Official Asserts Russia’s Rights
President Vladimir V. Putin’s top political advisor Wednesday accused the U.S. of seeking international energy domination under the guise of promoting democracy and insisted that Russia is committed to building its own style of political pluralism without outside interference.
“When our partners interpret energy security as full control over our energy resources, I think we have a right to understand it differently,” said Vladislav Y. Surkov, deputy head of the presidential administration and the architect of some of Putin’s most controversial steps to reassert the power of the state in Russia.
“People talk to us about democracy, but they’re really thinking about our energy resources,” Surkov said.

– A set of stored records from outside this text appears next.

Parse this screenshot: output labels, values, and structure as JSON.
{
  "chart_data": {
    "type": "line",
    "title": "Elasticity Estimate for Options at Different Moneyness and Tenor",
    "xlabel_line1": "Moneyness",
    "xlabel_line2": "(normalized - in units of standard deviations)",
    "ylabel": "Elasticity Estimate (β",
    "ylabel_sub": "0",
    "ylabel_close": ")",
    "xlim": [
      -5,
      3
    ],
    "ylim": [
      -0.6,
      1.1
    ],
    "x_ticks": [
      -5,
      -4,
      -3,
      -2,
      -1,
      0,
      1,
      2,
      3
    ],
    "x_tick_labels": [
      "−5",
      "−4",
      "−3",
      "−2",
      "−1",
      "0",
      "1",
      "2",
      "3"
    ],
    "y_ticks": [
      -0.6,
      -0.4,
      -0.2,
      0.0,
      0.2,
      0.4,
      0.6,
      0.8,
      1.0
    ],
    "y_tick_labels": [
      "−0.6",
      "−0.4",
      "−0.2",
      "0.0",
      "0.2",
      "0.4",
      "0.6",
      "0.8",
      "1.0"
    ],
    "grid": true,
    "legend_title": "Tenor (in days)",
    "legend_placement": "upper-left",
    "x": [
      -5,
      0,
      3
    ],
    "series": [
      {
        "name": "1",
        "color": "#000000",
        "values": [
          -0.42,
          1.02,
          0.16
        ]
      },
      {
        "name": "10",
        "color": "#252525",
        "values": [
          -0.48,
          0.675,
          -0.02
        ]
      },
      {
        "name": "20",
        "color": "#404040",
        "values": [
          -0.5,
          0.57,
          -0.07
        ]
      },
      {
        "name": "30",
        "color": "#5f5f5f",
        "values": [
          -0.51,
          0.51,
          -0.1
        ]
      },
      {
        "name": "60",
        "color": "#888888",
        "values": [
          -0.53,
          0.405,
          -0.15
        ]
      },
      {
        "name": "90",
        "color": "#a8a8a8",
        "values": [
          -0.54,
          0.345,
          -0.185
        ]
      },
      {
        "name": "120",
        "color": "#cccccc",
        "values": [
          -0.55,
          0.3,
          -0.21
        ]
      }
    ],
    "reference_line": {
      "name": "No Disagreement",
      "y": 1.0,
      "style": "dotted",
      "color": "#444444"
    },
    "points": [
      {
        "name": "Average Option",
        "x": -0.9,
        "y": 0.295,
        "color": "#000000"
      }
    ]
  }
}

He noted that during Dick Cheney’s recent visit to Kazakhstan, an oil-rich state whose human rights record is often criticized, the American vice president “harshly criticized Russia’s democracy and then praised Kazakhstan’s.”
“Kazakhstan is our brother and neighbor, but I’ll never believe they’ve advanced further in the cause of democracy than Russia has,” he said. “We know our flaws. But we don’t get involved in things that are not our business, and we’d like to be treated in the same way.”

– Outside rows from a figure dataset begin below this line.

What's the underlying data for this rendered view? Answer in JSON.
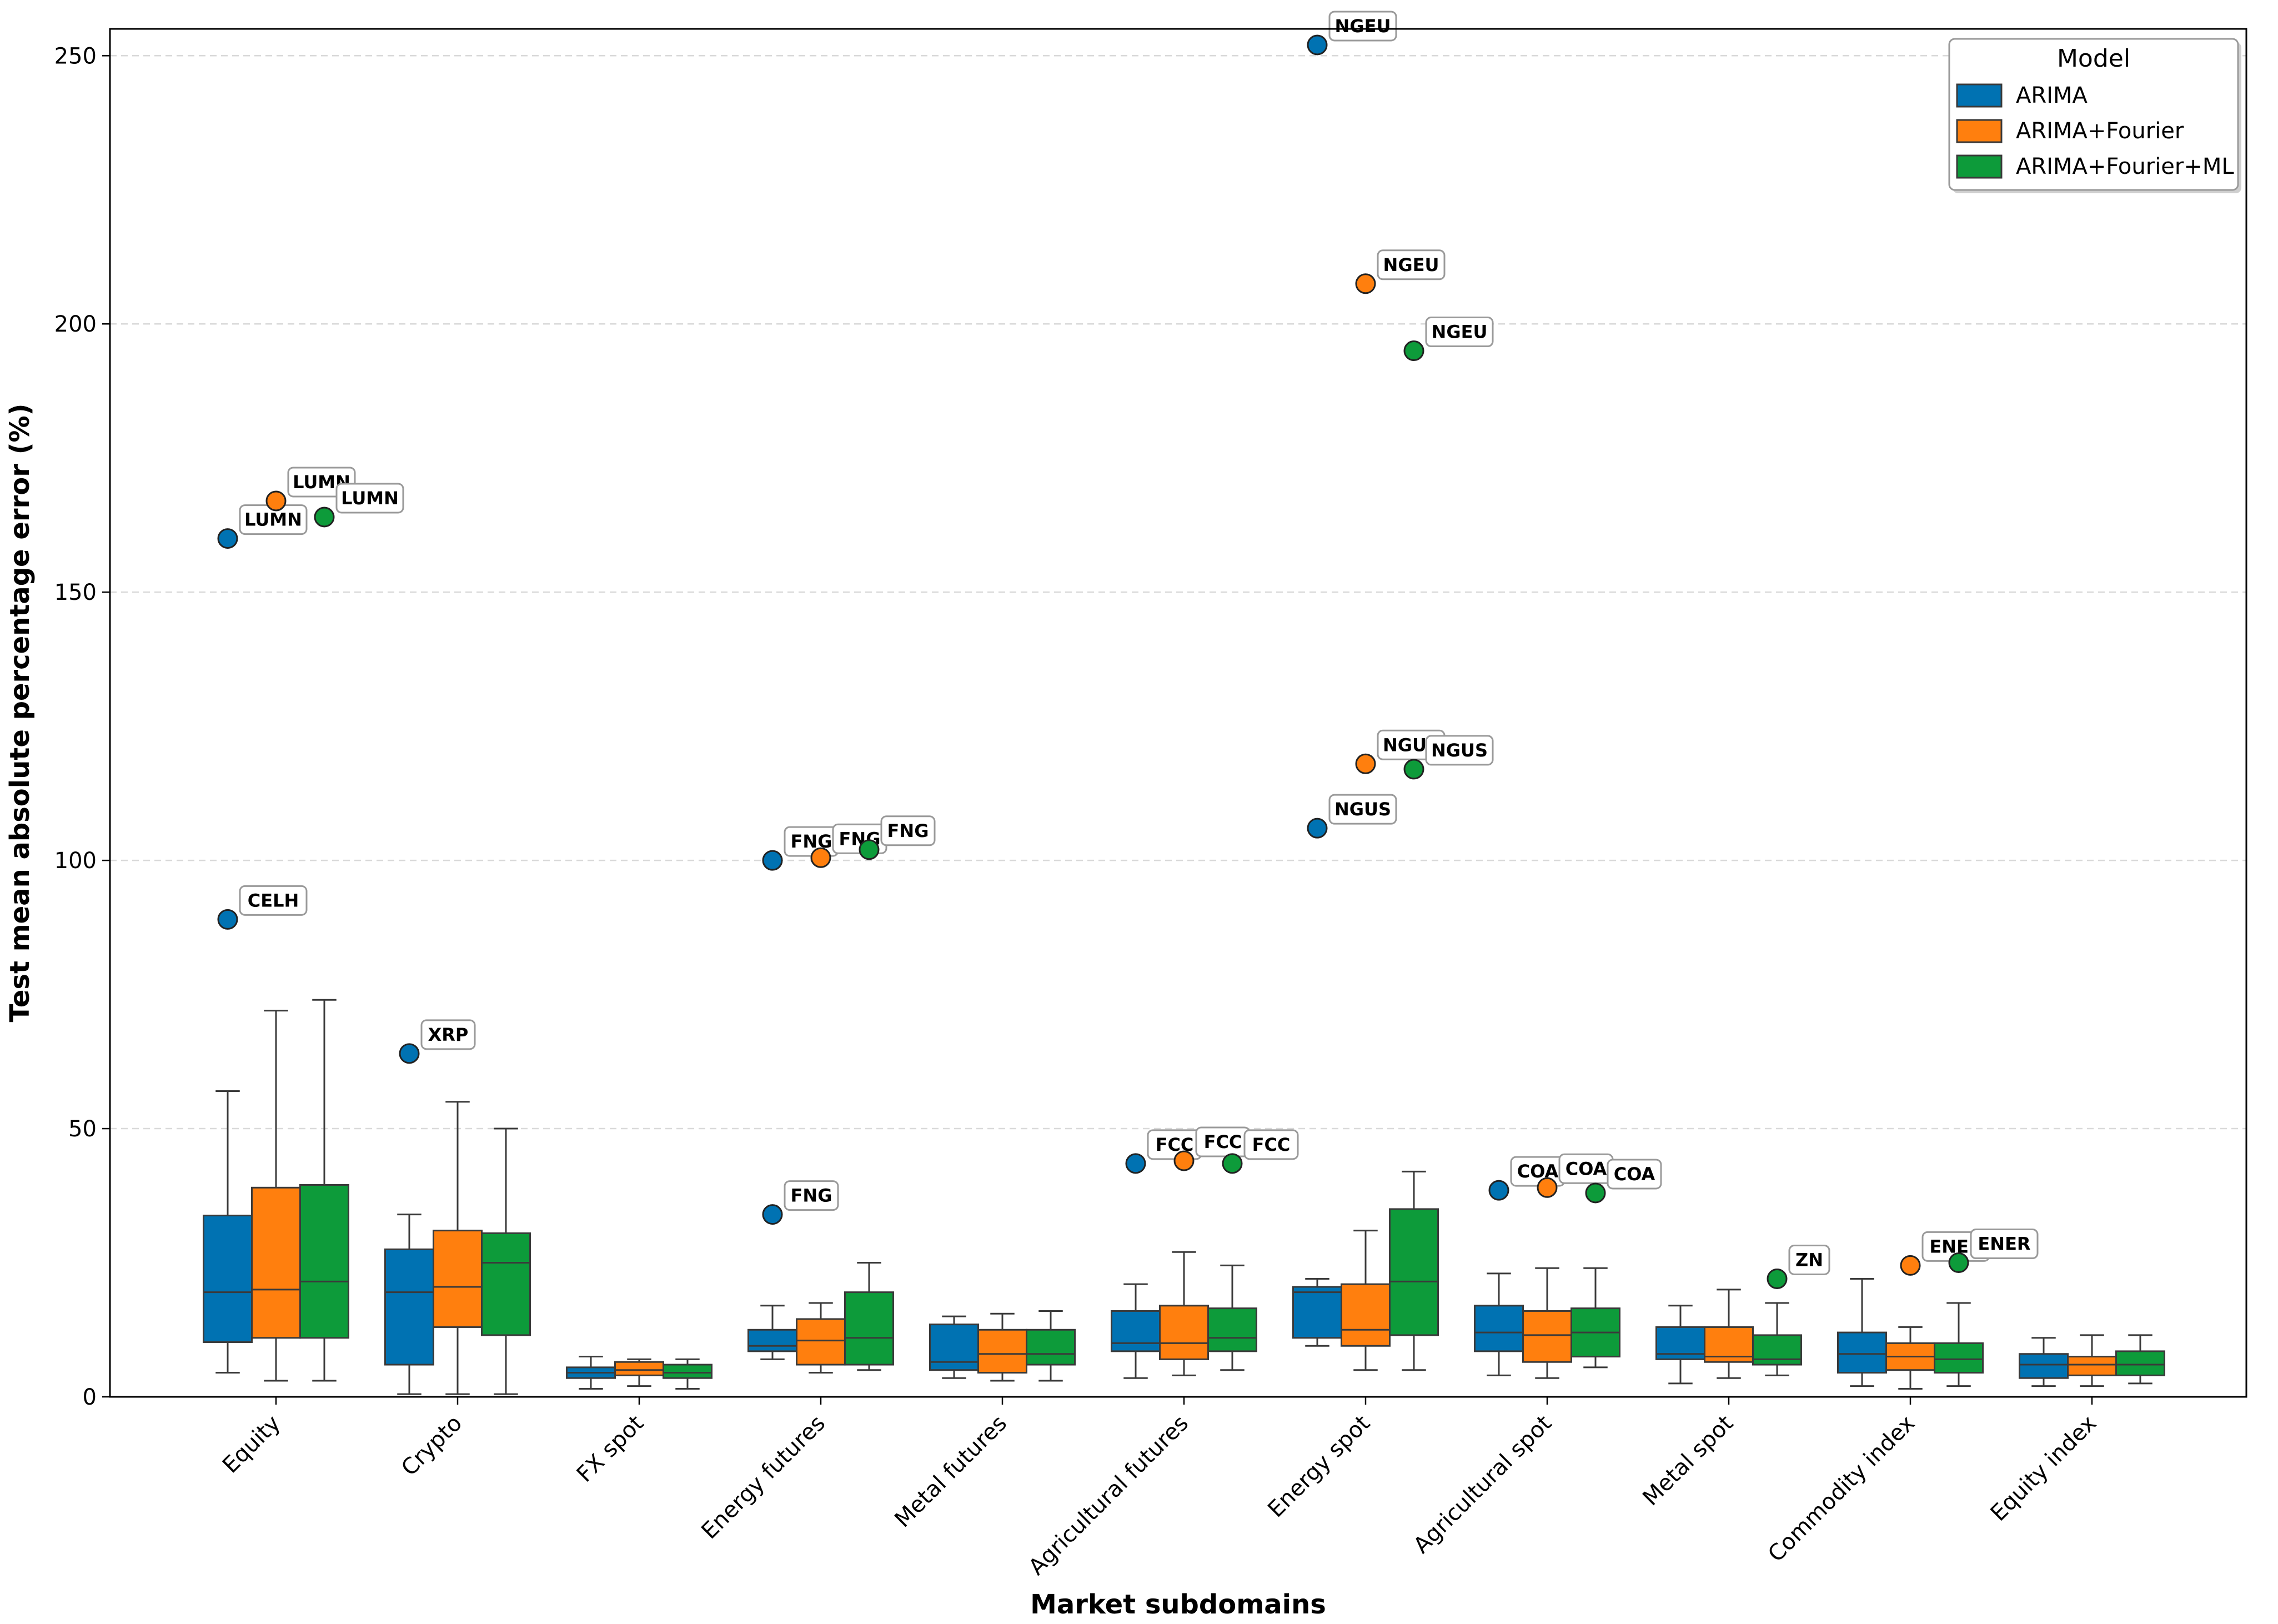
{
  "chart_data": {
    "type": "box",
    "xlabel": "Market subdomains",
    "ylabel": "Test mean absolute percentage error (%)",
    "ylim": [
      0,
      255
    ],
    "yticks": [
      0,
      50,
      100,
      150,
      200,
      250
    ],
    "grid": "horizontal dashed",
    "legend": {
      "title": "Model",
      "placement": "top-right"
    },
    "categories": [
      "Equity",
      "Crypto",
      "FX spot",
      "Energy futures",
      "Metal futures",
      "Agricultural futures",
      "Energy spot",
      "Agricultural spot",
      "Metal spot",
      "Commodity index",
      "Equity index"
    ],
    "series": [
      {
        "name": "ARIMA",
        "color": "#0072B2",
        "boxes": [
          {
            "whislo": 4.5,
            "q1": 10.2,
            "med": 19.5,
            "q3": 33.8,
            "whishi": 57
          },
          {
            "whislo": 0.5,
            "q1": 6,
            "med": 19.5,
            "q3": 27.5,
            "whishi": 34
          },
          {
            "whislo": 1.5,
            "q1": 3.5,
            "med": 4.5,
            "q3": 5.5,
            "whishi": 7.5
          },
          {
            "whislo": 7,
            "q1": 8.5,
            "med": 9.5,
            "q3": 12.5,
            "whishi": 17
          },
          {
            "whislo": 3.5,
            "q1": 5,
            "med": 6.5,
            "q3": 13.5,
            "whishi": 15
          },
          {
            "whislo": 3.5,
            "q1": 8.5,
            "med": 10,
            "q3": 16,
            "whishi": 21
          },
          {
            "whislo": 9.5,
            "q1": 11,
            "med": 19.5,
            "q3": 20.5,
            "whishi": 22
          },
          {
            "whislo": 4,
            "q1": 8.5,
            "med": 12,
            "q3": 17,
            "whishi": 23
          },
          {
            "whislo": 2.5,
            "q1": 7,
            "med": 8,
            "q3": 13,
            "whishi": 17
          },
          {
            "whislo": 2,
            "q1": 4.5,
            "med": 8,
            "q3": 12,
            "whishi": 22
          },
          {
            "whislo": 2,
            "q1": 3.5,
            "med": 6,
            "q3": 8,
            "whishi": 11
          }
        ],
        "outliers": [
          {
            "category": "Equity",
            "value": 160,
            "label": "LUMN"
          },
          {
            "category": "Equity",
            "value": 89,
            "label": "CELH"
          },
          {
            "category": "Crypto",
            "value": 64,
            "label": "XRP"
          },
          {
            "category": "Energy futures",
            "value": 100,
            "label": "FNG"
          },
          {
            "category": "Energy futures",
            "value": 34,
            "label": "FNG"
          },
          {
            "category": "Agricultural futures",
            "value": 43.5,
            "label": "FCC"
          },
          {
            "category": "Energy spot",
            "value": 252,
            "label": "NGEU"
          },
          {
            "category": "Energy spot",
            "value": 106,
            "label": "NGUS"
          },
          {
            "category": "Agricultural spot",
            "value": 38.5,
            "label": "COA"
          }
        ]
      },
      {
        "name": "ARIMA+Fourier",
        "color": "#FF7F0E",
        "boxes": [
          {
            "whislo": 3,
            "q1": 11,
            "med": 20,
            "q3": 39,
            "whishi": 72
          },
          {
            "whislo": 0.5,
            "q1": 13,
            "med": 20.5,
            "q3": 31,
            "whishi": 55
          },
          {
            "whislo": 2,
            "q1": 4,
            "med": 5,
            "q3": 6.5,
            "whishi": 7
          },
          {
            "whislo": 4.5,
            "q1": 6,
            "med": 10.5,
            "q3": 14.5,
            "whishi": 17.5
          },
          {
            "whislo": 3,
            "q1": 4.5,
            "med": 8,
            "q3": 12.5,
            "whishi": 15.5
          },
          {
            "whislo": 4,
            "q1": 7,
            "med": 10,
            "q3": 17,
            "whishi": 27
          },
          {
            "whislo": 5,
            "q1": 9.5,
            "med": 12.5,
            "q3": 21,
            "whishi": 31
          },
          {
            "whislo": 3.5,
            "q1": 6.5,
            "med": 11.5,
            "q3": 16,
            "whishi": 24
          },
          {
            "whislo": 3.5,
            "q1": 6.5,
            "med": 7.5,
            "q3": 13,
            "whishi": 20
          },
          {
            "whislo": 1.5,
            "q1": 5,
            "med": 7.5,
            "q3": 10,
            "whishi": 13
          },
          {
            "whislo": 2,
            "q1": 4,
            "med": 6,
            "q3": 7.5,
            "whishi": 11.5
          }
        ],
        "outliers": [
          {
            "category": "Equity",
            "value": 167,
            "label": "LUMN"
          },
          {
            "category": "Energy futures",
            "value": 100.5,
            "label": "FNG"
          },
          {
            "category": "Agricultural futures",
            "value": 44,
            "label": "FCC"
          },
          {
            "category": "Energy spot",
            "value": 207.5,
            "label": "NGEU"
          },
          {
            "category": "Energy spot",
            "value": 118,
            "label": "NGUS"
          },
          {
            "category": "Agricultural spot",
            "value": 39,
            "label": "COA"
          },
          {
            "category": "Commodity index",
            "value": 24.5,
            "label": "ENER"
          }
        ]
      },
      {
        "name": "ARIMA+Fourier+ML",
        "color": "#0D9B3A",
        "boxes": [
          {
            "whislo": 3,
            "q1": 11,
            "med": 21.5,
            "q3": 39.5,
            "whishi": 74
          },
          {
            "whislo": 0.5,
            "q1": 11.5,
            "med": 25,
            "q3": 30.5,
            "whishi": 50
          },
          {
            "whislo": 1.5,
            "q1": 3.5,
            "med": 4.5,
            "q3": 6,
            "whishi": 7
          },
          {
            "whislo": 5,
            "q1": 6,
            "med": 11,
            "q3": 19.5,
            "whishi": 25
          },
          {
            "whislo": 3,
            "q1": 6,
            "med": 8,
            "q3": 12.5,
            "whishi": 16
          },
          {
            "whislo": 5,
            "q1": 8.5,
            "med": 11,
            "q3": 16.5,
            "whishi": 24.5
          },
          {
            "whislo": 5,
            "q1": 11.5,
            "med": 21.5,
            "q3": 35,
            "whishi": 42
          },
          {
            "whislo": 5.5,
            "q1": 7.5,
            "med": 12,
            "q3": 16.5,
            "whishi": 24
          },
          {
            "whislo": 4,
            "q1": 6,
            "med": 7,
            "q3": 11.5,
            "whishi": 17.5
          },
          {
            "whislo": 2,
            "q1": 4.5,
            "med": 7,
            "q3": 10,
            "whishi": 17.5
          },
          {
            "whislo": 2.5,
            "q1": 4,
            "med": 6,
            "q3": 8.5,
            "whishi": 11.5
          }
        ],
        "outliers": [
          {
            "category": "Equity",
            "value": 164,
            "label": "LUMN"
          },
          {
            "category": "Energy futures",
            "value": 102,
            "label": "FNG"
          },
          {
            "category": "Agricultural futures",
            "value": 43.5,
            "label": "FCC"
          },
          {
            "category": "Energy spot",
            "value": 195,
            "label": "NGEU"
          },
          {
            "category": "Energy spot",
            "value": 117,
            "label": "NGUS"
          },
          {
            "category": "Agricultural spot",
            "value": 38,
            "label": "COA"
          },
          {
            "category": "Metal spot",
            "value": 22,
            "label": "ZN"
          },
          {
            "category": "Commodity index",
            "value": 25,
            "label": "ENER"
          }
        ]
      }
    ]
  }
}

The politely combative tone came shortly before the arrival of Secretary of State Condoleezza Rice and other foreign ministers of the Group of 8 industrialized nations for meetings chaired this year by Russia. Energy security is a top theme for the talks, as is Russia’s reemergence as a global oil and gas superpower able to use its energy supplies as a lever in dealing with the new Western-backed democracies emerging along its borders.
Wednesday’s meeting with reporters was a rare look at the secretive, 41-year-old advisor widely known as the “gray cardinal” of the Kremlin. Surkov has quietly played a significant role in steering Russia toward returning to state control of strategic sectors of the economy, including oil and gas, communications, pipelines, electricity and banking; managing the development of civil society; and mobilizing pro-Kremlin youth groups to avert a popular revolution of the kind seen in nearby Georgia and Ukraine.

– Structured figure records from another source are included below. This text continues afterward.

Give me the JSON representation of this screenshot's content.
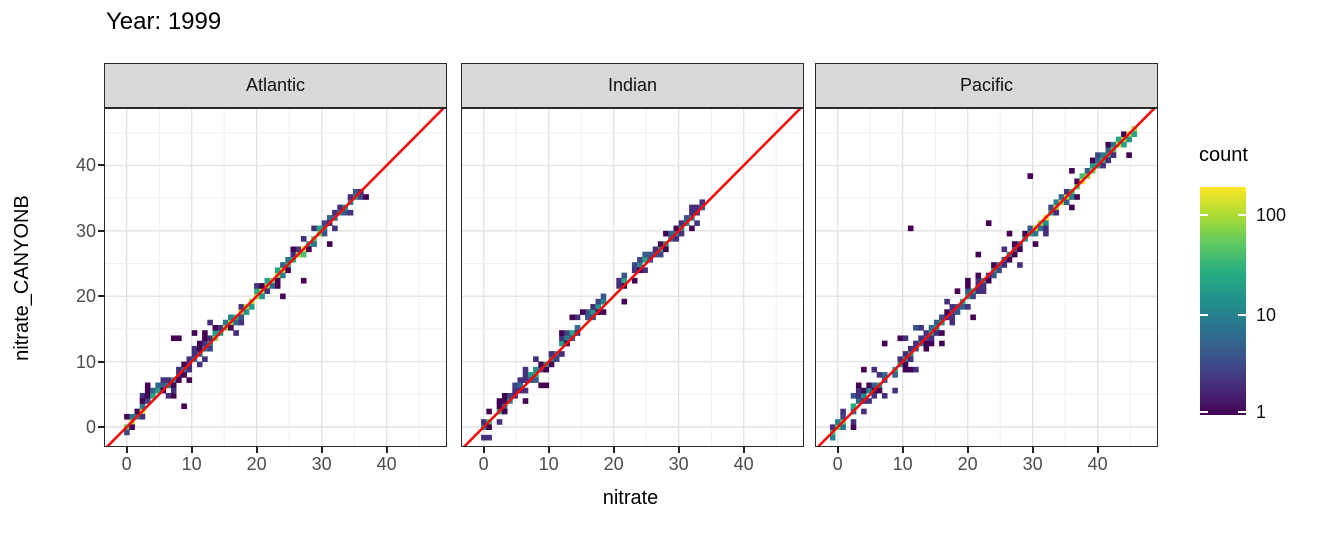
{
  "title": "Year: 1999",
  "axes": {
    "x_label": "nitrate",
    "y_label": "nitrate_CANYONB",
    "x_ticks": [
      0,
      10,
      20,
      30,
      40
    ],
    "y_ticks": [
      0,
      10,
      20,
      30,
      40
    ]
  },
  "legend": {
    "title": "count",
    "ticks": [
      100,
      10,
      1
    ],
    "scale": "log10",
    "min": 1,
    "max": 193
  },
  "colors": {
    "identity_line": "#ee0f0f",
    "strip_bg": "#d9d9d9",
    "panel_border": "#2a2a2a",
    "grid_major": "#e3e3e3",
    "grid_minor": "#efefef",
    "tick_label": "#4d4d4d",
    "viridis": [
      "#440154",
      "#472D7B",
      "#3B528B",
      "#2C728E",
      "#21918C",
      "#27AD81",
      "#5EC962",
      "#AADC32",
      "#FDE725"
    ]
  },
  "chart_data": {
    "type": "heatmap",
    "subtype": "bin2d-faceted",
    "title": "Year: 1999",
    "xlabel": "nitrate",
    "ylabel": "nitrate_CANYONB",
    "xlim": [
      -3.5,
      49.3
    ],
    "ylim": [
      -3.1,
      48.8
    ],
    "bin_size": 0.8,
    "identity_line": "y = x",
    "grid": "on",
    "legend_position": "right",
    "facets": [
      {
        "label": "Atlantic",
        "data_range": [
          0,
          37
        ],
        "seed": 42,
        "segments": [
          {
            "from": -0.4,
            "to": 2.0,
            "spread": 1.1,
            "hot": true,
            "bias": 0.5
          },
          {
            "from": 2.0,
            "to": 6.5,
            "spread": 1.5,
            "bias": 0.5
          },
          {
            "from": 6.5,
            "to": 13.5,
            "spread": 1.9,
            "bias": 0.2
          },
          {
            "from": 13.5,
            "to": 24.0,
            "spread": 1.1,
            "hot": true
          },
          {
            "from": 24.0,
            "to": 30.5,
            "spread": 1.2,
            "hot": true,
            "bias": 0.2
          },
          {
            "from": 30.5,
            "to": 36.8,
            "spread": 1.5,
            "bias": 0.3
          }
        ],
        "outliers": [
          [
            7.4,
            13.8
          ],
          [
            8.2,
            13.4
          ],
          [
            8.6,
            2.9
          ],
          [
            27.3,
            22.5
          ],
          [
            24.1,
            20.3
          ],
          [
            3.4,
            6.1
          ],
          [
            10.6,
            14.2
          ],
          [
            36.6,
            35.2
          ],
          [
            30.9,
            28.2
          ]
        ]
      },
      {
        "label": "Indian",
        "data_range": [
          0,
          33.5
        ],
        "seed": 7,
        "segments": [
          {
            "from": -0.4,
            "to": 1.2,
            "spread": 0.9,
            "hot": true
          },
          {
            "from": 1.2,
            "to": 4.5,
            "spread": 1.2,
            "density": 0.85
          },
          {
            "from": 4.5,
            "to": 8.0,
            "spread": 1.6,
            "bias": 0.8
          },
          {
            "from": 8.0,
            "to": 12.0,
            "spread": 1.2,
            "density": 0.8
          },
          {
            "from": 12.0,
            "to": 19.0,
            "spread": 1.4,
            "bias": 0.8,
            "density": 0.95
          },
          {
            "from": 19.0,
            "to": 26.0,
            "spread": 1.2,
            "bias": 0.6,
            "density": 0.9
          },
          {
            "from": 26.0,
            "to": 33.6,
            "spread": 1.0,
            "bias": 0.3,
            "density": 0.95
          }
        ],
        "outliers": [
          [
            9.3,
            6.4
          ],
          [
            13.9,
            16.9
          ],
          [
            15.4,
            17.7
          ],
          [
            16.6,
            18.3
          ],
          [
            21.7,
            19.2
          ],
          [
            6.2,
            3.9
          ],
          [
            23.3,
            24.9
          ],
          [
            2.6,
            1.0
          ]
        ]
      },
      {
        "label": "Pacific",
        "data_range": [
          0,
          46
        ],
        "seed": 19,
        "segments": [
          {
            "from": -0.6,
            "to": 1.2,
            "spread": 1.0,
            "hot": true
          },
          {
            "from": 1.2,
            "to": 6.0,
            "spread": 2.2,
            "bias": 0.5
          },
          {
            "from": 6.0,
            "to": 14.0,
            "spread": 2.4,
            "bias": 0.6
          },
          {
            "from": 14.0,
            "to": 22.0,
            "spread": 1.8,
            "bias": 0.2
          },
          {
            "from": 22.0,
            "to": 30.0,
            "spread": 1.5,
            "bias": 0.2
          },
          {
            "from": 30.0,
            "to": 40.0,
            "spread": 1.3,
            "hot": true
          },
          {
            "from": 40.0,
            "to": 46.2,
            "spread": 1.1,
            "hot": true
          }
        ],
        "outliers": [
          [
            29.6,
            38.1
          ],
          [
            11.1,
            30.4
          ],
          [
            23.1,
            31.0
          ],
          [
            21.6,
            26.6
          ],
          [
            4.1,
            8.9
          ],
          [
            2.9,
            6.6
          ],
          [
            44.6,
            41.9
          ],
          [
            7.2,
            12.4
          ],
          [
            16.2,
            12.9
          ],
          [
            36.2,
            33.4
          ]
        ]
      }
    ]
  }
}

With occasional references to Dostoyevsky and Noam Chomsky, Surkov outlined the Russian administration’s vision of a “sovereign democracy” in which Russia moves toward the kind of political system idealized in the West but adapted to Russian standards and independent of outsiders seeking to manage Russia’s course for their own gain.
“It means that as we build an open society, we don’t forget the fact that we are a free nation, and we want to be a free nation among other free nations, and work with them and cooperate with them on the basis of fair rules, and not be controlled from outside,” he said.
Surkov previously said that Russia and its interlocutors in Europe and the U.S. should recognize one another as competitors in a world where economics determines politics.
Surkov reminded reporters Wednesday that U.S. institutions that are critical now of perceived rollbacks in Russian democracy were just as critical in the 1990s when Putin’s predecessor, President Boris N. Yeltsin, allowed a small band of oligarchs to seize control of Russia’s most lucrative industries and influence much government decision-making.
He quoted from respected U.S. and British newspaper commentaries in 1997 and 1998 that warned that in Russia “a class of nouveau riche criminals and thieves run the country,” and “the Mafia is omnipresent in the banking system, there is cronyism in all steps of the political ladder in Russia.... Russia is not a democracy.”
“This is how you and your colleagues viewed our country in the ‘90s,” he said. “This is what we’re backpedaling from, and this is what we’ll continue to backpedal from.”
Surkov was an aide for much of the 1990s to former Yukos oil tycoon Mikhail Khodorkovsky, who became Russia’s highest profile prisoner last year after the Kremlin engineered a multibillion-dollar tax fraud case against him that led to the re-nationalization of Yukos’ biggest production asset.
Dmitry Babich, a journalist for Russia Profile who interviewed Surkov in 1992, said even then he had begun to form his view of foreign policy as a contest between nations.
“He told me that under [former President Mikhail] Gorbachev, we got the idea that the world is an interest club, everyone is trying to help everyone else in every possible way,” Babich said.
“ ‘This is a wrong image of the world,’ he said. ‘The world should be viewed at best as a stadium, and at worst as a battlefield. We can make it as good as possible, but we shouldn’t expect anyone to solve our problems for us.’ ”
Striking a defiant tone Wednesday, Surkov rejected any idea that Russia lost the Cold War and must have democracy imposed from outside.
“We don’t believe we were defeated in the Cold War. We believe we defeated our totalitarian regime, and were victors,” he said. “It wasn’t your special services that defeated us.... We believe that Moscow did much more than Washington or London for the democratization of Eastern Europe or Central Asia.
“And if people in the West assessed the situation thus, I think they’d have more respect for us.”